For Jerome’s full quote, that started all this, see “Comments” at http://woodsandprairie.blogspot.com/2017/12/wait-wait-i-meant-to-say.html

7 comments:

  1. Steve, the stories are a great legacy and I am pleased that you took the time to write them down and share them with all. This post brings out an important truth about ecological restoration. People are inspired by restoration because these stories keep happening. The names change, the sites are different, the challenges are in constant flux, but the stories and the people who live them continue.

    ReplyDelete
  2. Mark, thanks for the wise thoughts. You, Barbara, and George would be wise to write down as much Ted Stone Preserve history as you can.

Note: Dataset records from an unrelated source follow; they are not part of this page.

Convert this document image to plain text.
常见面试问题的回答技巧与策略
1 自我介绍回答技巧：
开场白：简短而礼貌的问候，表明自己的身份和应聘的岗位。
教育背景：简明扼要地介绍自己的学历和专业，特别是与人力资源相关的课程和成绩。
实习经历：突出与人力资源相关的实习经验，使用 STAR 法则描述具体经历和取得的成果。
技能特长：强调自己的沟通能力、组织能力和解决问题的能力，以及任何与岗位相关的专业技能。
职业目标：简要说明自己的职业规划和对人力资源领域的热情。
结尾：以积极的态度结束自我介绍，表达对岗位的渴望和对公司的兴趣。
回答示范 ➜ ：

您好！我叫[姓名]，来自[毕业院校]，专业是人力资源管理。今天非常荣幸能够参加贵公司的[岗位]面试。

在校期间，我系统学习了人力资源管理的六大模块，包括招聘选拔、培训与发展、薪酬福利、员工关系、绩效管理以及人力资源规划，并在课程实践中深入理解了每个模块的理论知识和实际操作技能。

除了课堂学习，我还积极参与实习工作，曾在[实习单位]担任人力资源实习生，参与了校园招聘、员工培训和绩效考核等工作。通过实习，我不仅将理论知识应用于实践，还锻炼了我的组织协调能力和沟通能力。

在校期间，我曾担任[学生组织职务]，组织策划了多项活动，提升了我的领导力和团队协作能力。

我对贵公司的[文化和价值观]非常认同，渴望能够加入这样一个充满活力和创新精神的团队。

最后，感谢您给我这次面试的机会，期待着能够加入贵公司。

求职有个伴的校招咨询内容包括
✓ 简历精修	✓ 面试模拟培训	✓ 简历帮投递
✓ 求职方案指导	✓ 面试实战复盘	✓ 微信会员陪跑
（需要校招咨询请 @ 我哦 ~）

Like you say, deeply important, especially years down the road.

    ReplyDelete
  3. Thank you for this, Steve. Great stories, and the timeline narrative helps put together many threads that show how far-reaching this work has been and continues to be.

    ReplyDelete
  4. Thank you, Stephen, for sharing these important and engaging stories. And, mostly, thank you as always for your inspiring work!

    ReplyDelete
  5. Yes, great to write this down. Short version important to get started. Long version needed to know our history.

    ReplyDelete
  6. Someone should write down the story about the collaborations between Floyd Swink, Gerould Wilhelm, and Bill McKnight (from Indiana Academy of Sciences), and what influence Bob Betz, if any, had on them. Curious minds want to know!

    ReplyDelete
  7. Nice recollections. So many things happen in life that influence the future (which at this point in partially the past), it is good to make a list of which seemed most meaningful. Ecological Restoration is now part of the FPCC thinking and many other groups as well.